L’intento di ricerca: il vero cuore delle keyword
Non tutte le ricerche sono uguali. Dietro ogni query c’è un’intenzione precisa.
In genere possiamo distinguere tra:
ricerche informative (“come funziona…”, “cos’è…”)
ricerche di valutazione (“miglior…”, “conviene…”)
ricerche orientate all’azione (“servizio marketing”, “consulenza digitale”)
Capire questa differenza aiuta a creare contenuti più efficaci, soprattutto quando l’obiettivo è farsi trovare da chi sta cercando soluzioni, non solo informazioni generiche.
Google Search Console: ascoltare ciò che il tuo sito dice già
Se hai già un sito online, Google Search Console è il primo strumento da aprire.
Qui trovi le query reali con cui le persone arrivano (o quasi arrivano) sul tuo sito.
È particolarmente utile per:
individuare pagine che si posizionano in seconda pagina
scoprire keyword inattese ma rilevanti
migliorare contenuti esistenti senza ripartire da zero
Spesso bastano piccoli aggiustamenti: un titolo più chiaro, un paragrafo più concreto, un esempio locale per ottenere risultati tangibili.
Google Keyword Planner e Trends: numeri e contesto
Il Keyword Planner aiuta a stimare volumi e alternative di ricerca, mentre Google Trends aggiunge un livello fondamentale: il contesto temporale.
Usati insieme permettono di:
capire cosa interessa davvero alle persone in una certa area
individuare trend in crescita
scegliere il momento giusto per pubblicare un contenuto
Questo è particolarmente utile quando si lavora su attività di marketing territoriale, dove stagionalità e interesse locale incidono molto.
AnswerThePublic: entrare nelle domande delle persone
Tra gli strumenti più interessanti per chi crea contenuti c’è AnswerThePublic.
Il suo valore sta nel mostrare le domande reali che le persone fanno attorno a un argomento.
Inserendo una keyword legata al marketing, emergono dubbi come:
“come scegliere…”
“quanto costa…”
“serve davvero…”
“meglio fare da soli o affidarsi a un professionista”

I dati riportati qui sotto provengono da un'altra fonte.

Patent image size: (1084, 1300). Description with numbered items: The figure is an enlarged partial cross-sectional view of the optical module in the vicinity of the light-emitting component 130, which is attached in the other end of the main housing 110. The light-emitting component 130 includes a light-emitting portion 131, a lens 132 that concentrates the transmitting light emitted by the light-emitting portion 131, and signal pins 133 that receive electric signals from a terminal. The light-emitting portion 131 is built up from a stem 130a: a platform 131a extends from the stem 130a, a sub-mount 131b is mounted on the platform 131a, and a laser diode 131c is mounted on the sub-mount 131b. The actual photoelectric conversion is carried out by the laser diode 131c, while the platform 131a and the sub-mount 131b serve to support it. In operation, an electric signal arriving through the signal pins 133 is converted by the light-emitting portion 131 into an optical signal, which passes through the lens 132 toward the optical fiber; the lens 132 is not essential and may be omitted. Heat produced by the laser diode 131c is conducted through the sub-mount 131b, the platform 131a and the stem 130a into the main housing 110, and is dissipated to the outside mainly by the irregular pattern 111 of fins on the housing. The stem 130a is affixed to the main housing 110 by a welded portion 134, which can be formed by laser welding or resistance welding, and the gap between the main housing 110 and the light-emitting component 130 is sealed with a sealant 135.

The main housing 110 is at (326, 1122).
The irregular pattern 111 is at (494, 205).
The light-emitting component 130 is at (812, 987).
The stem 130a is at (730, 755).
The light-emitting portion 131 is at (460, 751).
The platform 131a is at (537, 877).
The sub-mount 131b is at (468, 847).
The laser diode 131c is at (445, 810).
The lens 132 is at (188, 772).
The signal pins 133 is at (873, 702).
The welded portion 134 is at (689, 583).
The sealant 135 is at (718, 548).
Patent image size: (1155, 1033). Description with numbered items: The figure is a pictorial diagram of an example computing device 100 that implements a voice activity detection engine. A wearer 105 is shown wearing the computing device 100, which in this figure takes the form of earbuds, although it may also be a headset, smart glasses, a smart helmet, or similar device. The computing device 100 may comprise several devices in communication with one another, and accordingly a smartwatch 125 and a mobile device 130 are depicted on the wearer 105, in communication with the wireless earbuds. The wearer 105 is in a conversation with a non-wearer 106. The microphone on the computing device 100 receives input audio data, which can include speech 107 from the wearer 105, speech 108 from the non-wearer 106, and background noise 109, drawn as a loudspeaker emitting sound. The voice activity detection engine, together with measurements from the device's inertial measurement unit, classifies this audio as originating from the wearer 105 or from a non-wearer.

Queste domande sono una miniera d’oro per costruire articoli, guide e pagine che rispondono in modo chiaro e concreto, soprattutto per chi cerca soluzioni di marketing in ambito locale, ad esempio nella zona di Viterbo e provincia.
Un metodo semplice che funziona
Una strategia efficace può seguire questo schema:
Analisi delle query reali (Search Console)
Verifica di volumi e alternative (Keyword Planner)
Valutazione di trend e interesse (Google Trends)
Costruzione dei contenuti partendo dalle domande (AnswerThePublic)
Il risultato non è solo una migliore visibilità sui motori di ricerca, ma contenuti più utili, più credibili e più vicini alle persone.
L’errore da evitare
Concentrarsi solo sulle keyword “grandi” e ignorare il contesto è uno degli sbagli più frequenti.
Nel marketing moderno soprattutto quando si lavora su realtà locali come quelle di Viterbo vince chi riesce a essere rilevante, non chi urla più forte.